Speaking during an interview with Bustle magazine, she said: "It's very common for people to only really work on themselves when crisis happens or when they notice that they're slipping into old patterns or behaviours. So to be able to walk into this experience without a personal crisis and just be like, I can do the work on myself now because I have the time ... It was a beautiful thing.
"I was given this opportunity. And I was like, I'm going to adapt. I'm going to shift to this. I'm going to learn from it."
Despite only just learning how to cry, the 'Anyone' singer has battled with her mental health in the past, and recently insisted it is a "sign of strength" to seek help from a professional.
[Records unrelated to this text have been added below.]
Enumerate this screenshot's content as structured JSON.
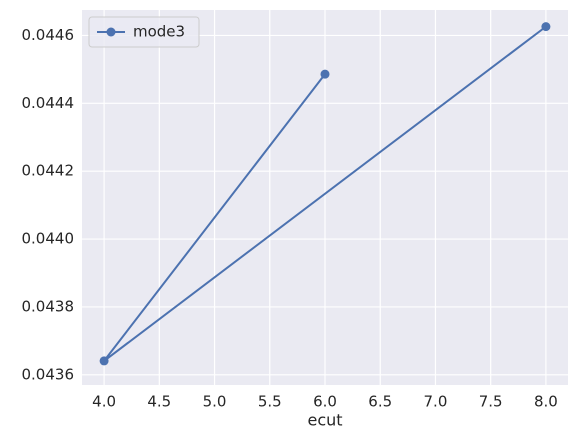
{
  "chart_data": {
    "type": "line",
    "x_label": "ecut",
    "series": [
      {
        "name": "mode3",
        "color": "#4c72b0",
        "x": [
          6.0,
          4.0,
          8.0
        ],
        "values": [
          0.044486,
          0.043641,
          0.044626
        ]
      }
    ],
    "xlim": [
      3.8,
      8.2
    ],
    "xticks": [
      {
        "value": 4,
        "label": "4.0"
      },
      4.5,
      {
        "value": 5,
        "label": "5.0"
      },
      5.5,
      {
        "value": 6,
        "label": "6.0"
      },
      6.5,
      {
        "value": 7,
        "label": "7.0"
      },
      7.5,
      {
        "value": 8,
        "label": "8.0"
      }
    ],
    "ylim": [
      0.04357,
      0.044675
    ],
    "yticks": [
      0.0436,
      0.0438,
      {
        "value": 0.044,
        "label": "0.0440"
      },
      0.0442,
      0.0444,
      0.0446
    ],
    "grid": true,
    "legend": "upper left"
  }
}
Whilst promoting The Mental Health Fund, she said: "It's so important that people have these lines because sometimes you feel really alone and you don't know where to turn or who to talk to. You're afraid that these thoughts you're having are too dark, and you need guidance. That's where this comes in. It can provide help to people who are struggling. Asking for help is not a sign of weakness. It's a sign of strength. Oftentimes our society tells us that if we ask for help, we are weak. But the strongest thing someone can do is take that first step in getting help, whatever shape or form that is."